I’m happy with what you can do with it, security wise you can block by country, by app so it’s got ids ips built into it as well. You can filter ads etc as well

So if you’re looking for an investment it seems to be able to spin a few plates :grinning:

I also use it with Hikvision cameras and a WD NAS, I’ve had a few dodgy CCTV cameras from the likes of Swann which at the time said they was good at nights, needless to say they wasn’t fit for purpose and soon went back.

Well, I have spent the last 2 days trying to get a Grandstream VOIP adapter working behind Opnsense and finally gave up. The VOIP provider had no idea about such things and I foolishly thought it would be a simple task - should have done some more research! Anyhoo, I thought for a laugh I’d try it via the UDM SE and the bloody thing worked straight off the bat - I had already configured firewall/forwarding rules to mirror those I had created in Opnsense - but, what a result! 1-0 to the UDM there.

I was hoping to use it anyway with Unifi Talk but as they were still not able to port UK numbers or had the ATA available, I have had to go with an interim solution.
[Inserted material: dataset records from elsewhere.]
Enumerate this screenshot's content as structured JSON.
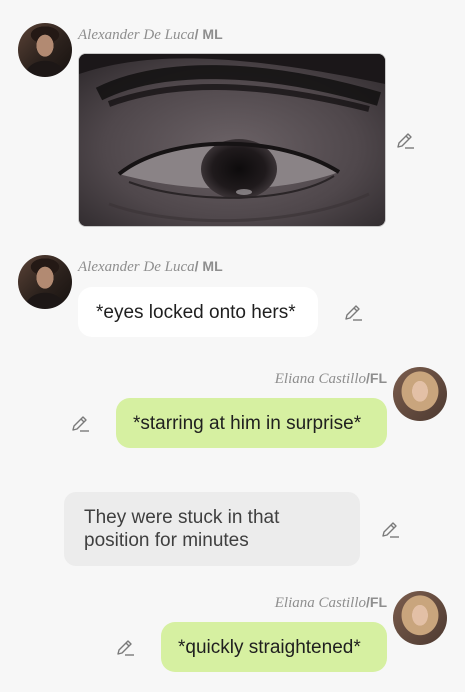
{
  "messages": [
    {
      "sender": "Alexander De Luca",
      "role": "ML",
      "kind": "image",
      "image_alt": "close-up of a dark eye",
      "avatar_icon": "ml-avatar"
    },
    {
      "sender": "Alexander De Luca",
      "role": "ML",
      "kind": "text",
      "text": "*eyes locked onto hers*",
      "avatar_icon": "ml-avatar"
    },
    {
      "sender": "Eliana Castillo",
      "role": "FL",
      "kind": "text",
      "text": "*starring at him in surprise*",
      "avatar_icon": "fl-avatar"
    },
    {
      "kind": "narration",
      "line1": "They were stuck in that",
      "line2": "position for minutes"
    },
    {
      "sender": "Eliana Castillo",
      "role": "FL",
      "kind": "text",
      "text": "*quickly straightened*",
      "avatar_icon": "fl-avatar"
    }
  ],
  "separator": "/",
  "icons": {
    "edit": "pencil-icon"
  },
  "colors": {
    "background": "#f7f7f7",
    "ml_bubble": "#ffffff",
    "fl_bubble": "#d6f0a1",
    "narration_bubble": "#ececec",
    "name_text": "#8e8e8e"
  }
}
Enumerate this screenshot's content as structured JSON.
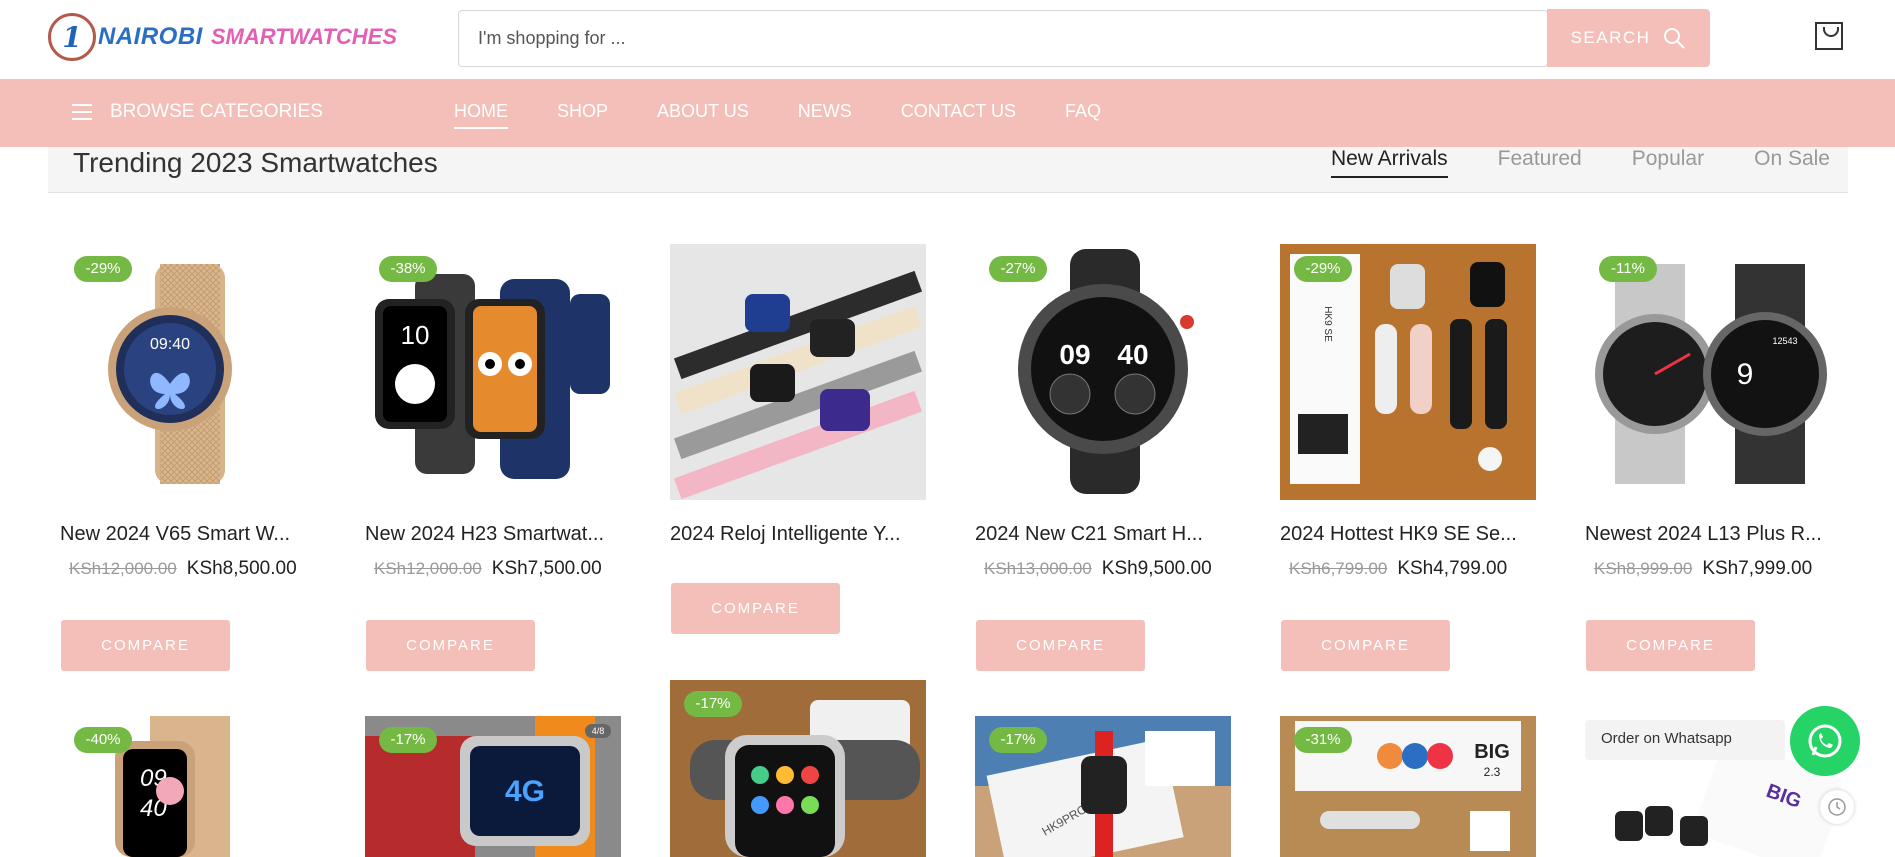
{
  "brand": {
    "mark": "1",
    "name1": "NAIROBI",
    "name2": "SMARTWATCHES"
  },
  "search": {
    "placeholder": "I'm shopping for ...",
    "button_label": "SEARCH"
  },
  "nav": {
    "browse_label": "BROWSE CATEGORIES",
    "items": [
      {
        "label": "HOME",
        "active": true
      },
      {
        "label": "SHOP"
      },
      {
        "label": "ABOUT US"
      },
      {
        "label": "NEWS"
      },
      {
        "label": "CONTACT US"
      },
      {
        "label": "FAQ"
      }
    ]
  },
  "section": {
    "title": "Trending 2023 Smartwatches",
    "tabs": [
      "New Arrivals",
      "Featured",
      "Popular",
      "On Sale"
    ]
  },
  "products": [
    {
      "title": "New 2024 V65 Smart W...",
      "badge": "-29%",
      "old_price": "KSh12,000.00",
      "price": "KSh8,500.00",
      "compare": "COMPARE"
    },
    {
      "title": "New 2024 H23 Smartwat...",
      "badge": "-38%",
      "old_price": "KSh12,000.00",
      "price": "KSh7,500.00",
      "compare": "COMPARE"
    },
    {
      "title": "2024 Reloj Intelligente Y...",
      "badge": "",
      "old_price": "",
      "price": "",
      "compare": "COMPARE"
    },
    {
      "title": "2024 New C21 Smart H...",
      "badge": "-27%",
      "old_price": "KSh13,000.00",
      "price": "KSh9,500.00",
      "compare": "COMPARE"
    },
    {
      "title": "2024 Hottest HK9 SE Se...",
      "badge": "-29%",
      "old_price": "KSh6,799.00",
      "price": "KSh4,799.00",
      "compare": "COMPARE"
    },
    {
      "title": "Newest 2024 L13 Plus R...",
      "badge": "-11%",
      "old_price": "KSh8,999.00",
      "price": "KSh7,999.00",
      "compare": "COMPARE"
    }
  ],
  "row2_badges": [
    "-40%",
    "-17%",
    "-17%",
    "-17%",
    "-31%"
  ],
  "image_texts": {
    "p1_time": "09:40",
    "p2_time": "10",
    "p4_left": "09",
    "p4_right": "40",
    "p5_box": "HK9 SE",
    "p6_left": "9",
    "p6_right": "12543",
    "r2a_time1": "09",
    "r2a_time2": "40",
    "r2b_counter": "4/8",
    "r2b_tag": "4G",
    "r2d_box": "HK9PRO+",
    "r2e_big": "BIG",
    "r2e_size": "2.3",
    "r2f_big": "BIG"
  },
  "whatsapp": {
    "label": "Order on Whatsapp"
  },
  "colors": {
    "accent": "#f4bfb9",
    "badge": "#74b943",
    "whatsapp": "#25d366"
  }
}
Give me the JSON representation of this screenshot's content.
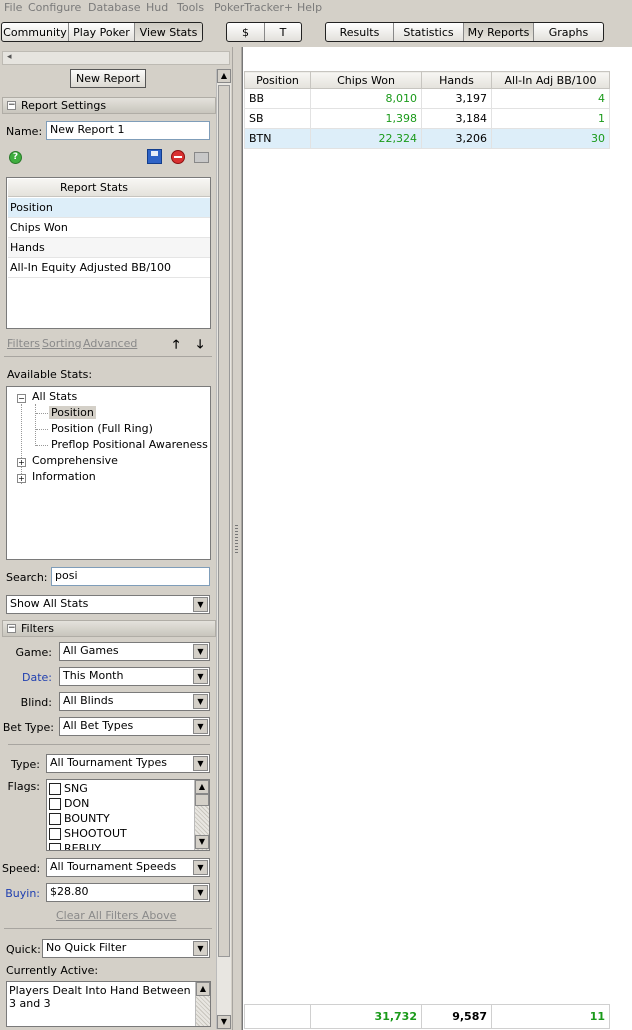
{
  "menu": [
    "File",
    "Configure",
    "Database",
    "Hud",
    "Tools",
    "PokerTracker+",
    "Help"
  ],
  "toolbar": {
    "group1": [
      {
        "label": "Community"
      },
      {
        "label": "Play Poker"
      },
      {
        "label": "View Stats",
        "active": true
      }
    ],
    "group2": [
      {
        "label": "$"
      },
      {
        "label": "T"
      }
    ],
    "group3": [
      {
        "label": "Results"
      },
      {
        "label": "Statistics"
      },
      {
        "label": "My Reports",
        "active": true
      },
      {
        "label": "Graphs"
      }
    ]
  },
  "left": {
    "new_report_label": "New Report",
    "report_settings": "Report Settings",
    "name_label": "Name:",
    "name_value": "New Report 1",
    "report_stats_header": "Report Stats",
    "report_stats": [
      "Position",
      "Chips Won",
      "Hands",
      "All-In Equity Adjusted BB/100"
    ],
    "links": [
      "Filters",
      "Sorting",
      "Advanced"
    ],
    "available_stats_label": "Available Stats:",
    "tree": {
      "all_stats": "All Stats",
      "children": [
        "Position",
        "Position (Full Ring)",
        "Preflop Positional Awareness"
      ],
      "other": [
        "Comprehensive",
        "Information"
      ]
    },
    "search_label": "Search:",
    "search_value": "posi",
    "show_filter": "Show All Stats",
    "filters_header": "Filters",
    "game_label": "Game:",
    "game_value": "All Games",
    "date_label": "Date:",
    "date_value": "This Month",
    "blind_label": "Blind:",
    "blind_value": "All Blinds",
    "bettype_label": "Bet Type:",
    "bettype_value": "All Bet Types",
    "type_label": "Type:",
    "type_value": "All Tournament Types",
    "flags_label": "Flags:",
    "flags": [
      "SNG",
      "DON",
      "BOUNTY",
      "SHOOTOUT",
      "REBUY"
    ],
    "speed_label": "Speed:",
    "speed_value": "All Tournament Speeds",
    "buyin_label": "Buyin:",
    "buyin_value": "$28.80",
    "clear_filters": "Clear All Filters Above",
    "quick_label": "Quick:",
    "quick_value": "No Quick Filter",
    "currently_active_label": "Currently Active:",
    "currently_active_text": "Players Dealt Into Hand Between 3 and 3"
  },
  "grid": {
    "headers": [
      "Position",
      "Chips Won",
      "Hands",
      "All-In Adj BB/100"
    ],
    "rows": [
      [
        "BB",
        "8,010",
        "3,197",
        "4"
      ],
      [
        "SB",
        "1,398",
        "3,184",
        "1"
      ],
      [
        "BTN",
        "22,324",
        "3,206",
        "30"
      ]
    ],
    "totals": [
      "",
      "31,732",
      "9,587",
      "11"
    ]
  },
  "colors": {
    "accent_green": "#1a9a1a",
    "selected_row": "#ddeef9",
    "link_blue": "#1f3fb0"
  }
}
So, I’m chuffed that it works. Once the Talk UK situation has matured, I will probably flip over to them as the plan looks good value.

Woah thread exploded.

At the moment, I just have 2x Cisco switches, though if I want to achieve 10Gb speed, the I guess I’d need to invest into some equipment, as I intend on hosting some game servers and my website locally.

Does anyone know of a decent software that I could use to map out my network by the way?